Marquis de Mirabeau, the 18th century natural philosopher, proposed that civilization is like a tree, with agriculture as the roots, the population as the trunk and arts and commerce as the branches and leaves. The health of and resilience of the branches (commerce) and leaves and fruit (arts) is an indication of the health of the roots and the soil. The fruiting of the tree is an expression of a healthy system that we are all part of and in which we participate in all levels, but if the root system is weak the entire tree will wither and die. If we share our values and understanding of healthy soil and roots, we will be able to grow a flourishing, nourishing, and fruitful tree together. Arts in all its forms is not just an expression of whole systems health, but provides feedback necessary to build a resilient root system that will weather storms and droughts. Farm Hack, as a social platform, aims to be a commons where those shared values and interdisciplinary action can be expressed.


ELEVATE: What kind of society would you like to live in? What visions of the future give you the courage to continue your work?


I believe that through open knowledge exchange we can shift the balance from those who derive their power from protection and extraction of scarce resources to those who mix their labor with nature to create abundance. Freedom and liberty are possible through a process of mutually dependent independence. I believe in the promise of the enlightenment that we can  provide every citizen on earth with access to the knowledge to understand their environment and the scientific tools and curiosity to explore and improve the systems that support us all, and transform carbon, nitrogen, water and sunlight into a deep topsoil future. A society of global knowledge, but local production. Farm Hack builds on the tradition of the Encyclopédie, ou dictionnaire raisonné des sciences, des arts et des métiers (Encyclopaedia, or a Systematic Dictionary of the Sciences, Arts, and Crafts).
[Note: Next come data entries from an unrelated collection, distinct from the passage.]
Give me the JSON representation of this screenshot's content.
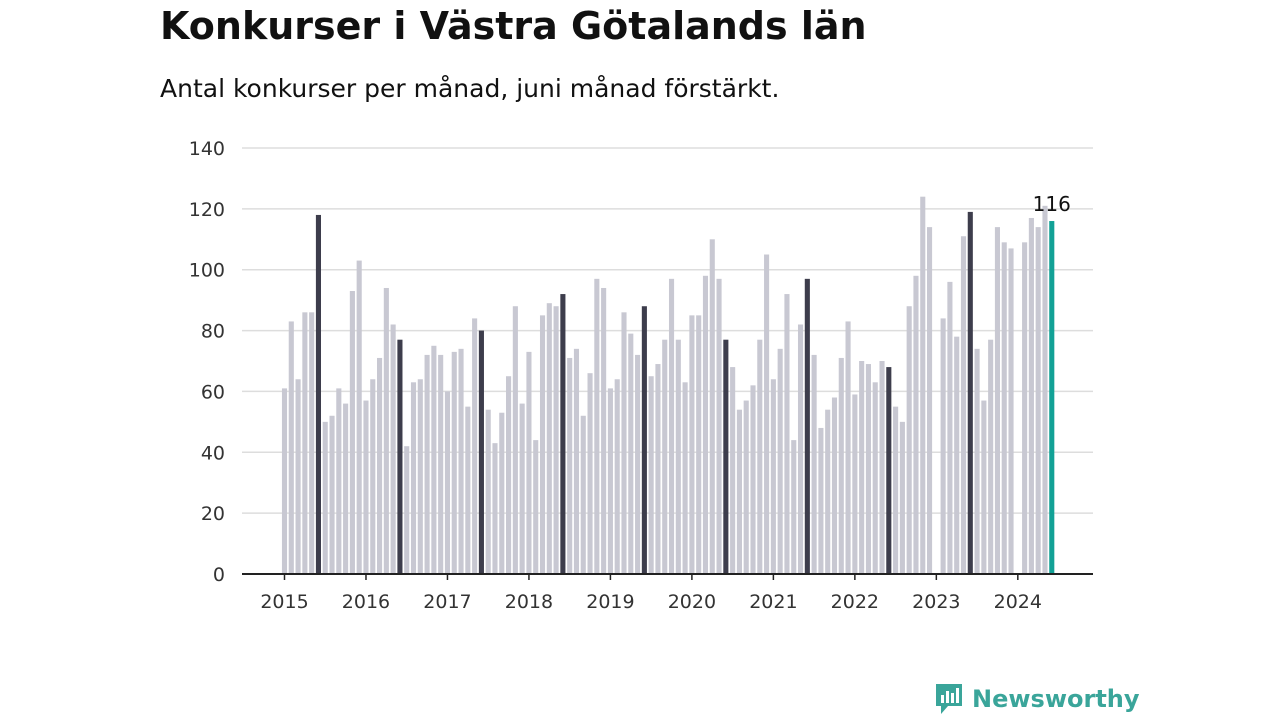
{
  "page": {
    "title": "Konkurser i Västra Götalands län",
    "subtitle": "Antal konkurser per månad, juni månad förstärkt."
  },
  "brand": {
    "name": "Newsworthy",
    "icon": "newsworthy-logo-icon",
    "color": "#3aa59a"
  },
  "colors": {
    "base": "#c8c8d2",
    "highlight": "#3d3d4c",
    "latest": "#12a196",
    "grid": "#dddddd",
    "axis": "#222222"
  },
  "chart_data": {
    "type": "bar",
    "title": "Konkurser i Västra Götalands län",
    "subtitle": "Antal konkurser per månad, juni månad förstärkt.",
    "xlabel": "",
    "ylabel": "",
    "ylim": [
      0,
      140
    ],
    "yticks": [
      0,
      20,
      40,
      60,
      80,
      100,
      120,
      140
    ],
    "year_ticks": [
      "2015",
      "2016",
      "2017",
      "2018",
      "2019",
      "2020",
      "2021",
      "2022",
      "2023",
      "2024"
    ],
    "grid": true,
    "start": "2015-01",
    "values": [
      61,
      83,
      64,
      86,
      86,
      118,
      50,
      52,
      61,
      56,
      93,
      103,
      57,
      64,
      71,
      94,
      82,
      77,
      42,
      63,
      64,
      72,
      75,
      72,
      60,
      73,
      74,
      55,
      84,
      80,
      54,
      43,
      53,
      65,
      88,
      56,
      73,
      44,
      85,
      89,
      88,
      92,
      71,
      74,
      52,
      66,
      97,
      94,
      61,
      64,
      86,
      79,
      72,
      88,
      65,
      69,
      77,
      97,
      77,
      63,
      85,
      85,
      98,
      110,
      97,
      77,
      68,
      54,
      57,
      62,
      77,
      105,
      64,
      74,
      92,
      44,
      82,
      97,
      72,
      48,
      54,
      58,
      71,
      83,
      59,
      70,
      69,
      63,
      70,
      68,
      55,
      50,
      88,
      98,
      124,
      114,
      null,
      84,
      96,
      78,
      111,
      119,
      74,
      57,
      77,
      114,
      109,
      107,
      null,
      109,
      117,
      114,
      121,
      116
    ],
    "highlight_month": 6,
    "annotations": [
      {
        "label": "116",
        "month": "2024-06"
      }
    ]
  }
}
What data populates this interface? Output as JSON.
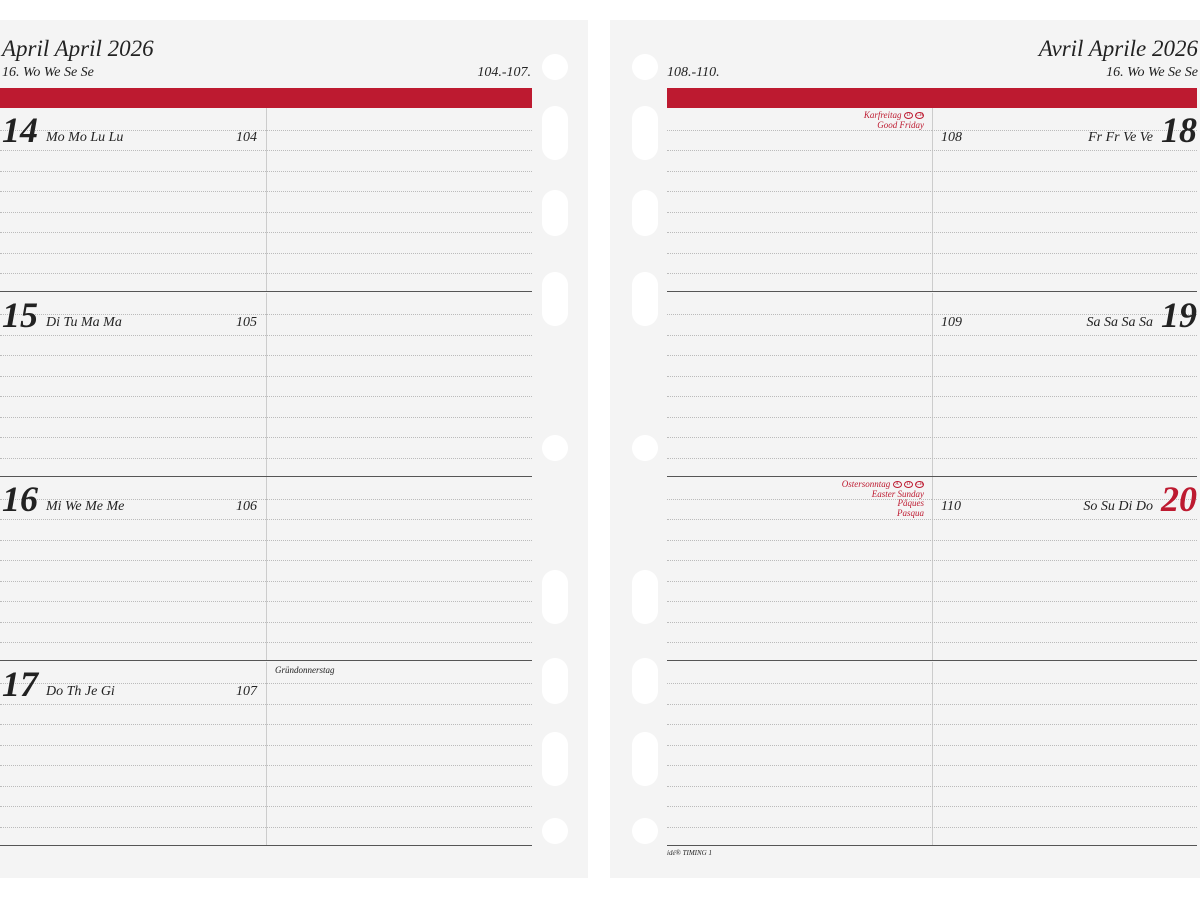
{
  "left": {
    "title": "April  April 2026",
    "week": "16. Wo We Se Se",
    "day_range": "104.-107.",
    "days": [
      {
        "num": "14",
        "names": "Mo Mo Lu Lu",
        "doy": "104",
        "note": ""
      },
      {
        "num": "15",
        "names": "Di Tu Ma Ma",
        "doy": "105",
        "note": ""
      },
      {
        "num": "16",
        "names": "Mi We Me Me",
        "doy": "106",
        "note": ""
      },
      {
        "num": "17",
        "names": "Do Th Je Gi",
        "doy": "107",
        "note": "Gründonnerstag"
      }
    ]
  },
  "right": {
    "title": "Avril  Aprile 2026",
    "week": "16. Wo We Se Se",
    "day_range": "108.-110.",
    "days": [
      {
        "num": "18",
        "names": "Fr Fr Ve Ve",
        "doy": "108",
        "holiday": [
          "Karfreitag",
          "Good Friday"
        ],
        "badges": [
          "D",
          "CH"
        ]
      },
      {
        "num": "19",
        "names": "Sa Sa Sa Sa",
        "doy": "109"
      },
      {
        "num": "20",
        "names": "So Su Di Do",
        "doy": "110",
        "holiday": [
          "Ostersonntag",
          "Easter Sunday",
          "Pâques",
          "Pasqua"
        ],
        "badges": [
          "A",
          "D",
          "CH"
        ],
        "sunday": true
      }
    ],
    "footer": "idé® TIMING 1"
  },
  "colors": {
    "accent": "#bd1a30",
    "page": "#f4f4f4"
  }
}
I am inspired by the evidence I see in our own improved soil health that has built on the strength of nature, and the cross pollination, adaptation, and hybrid vigor of ideas resulting in dramatic and measurable improvements. I am encouraged and  humbled by the networked power of open source technology and complex reciprocity. In spite of  the obfuscation to knowledge exchange built by the hegemonic forces of the status quo, our ability to build on the accomplishments of those who have come before us has accelerated in our lifetime and this gives me hope for the future.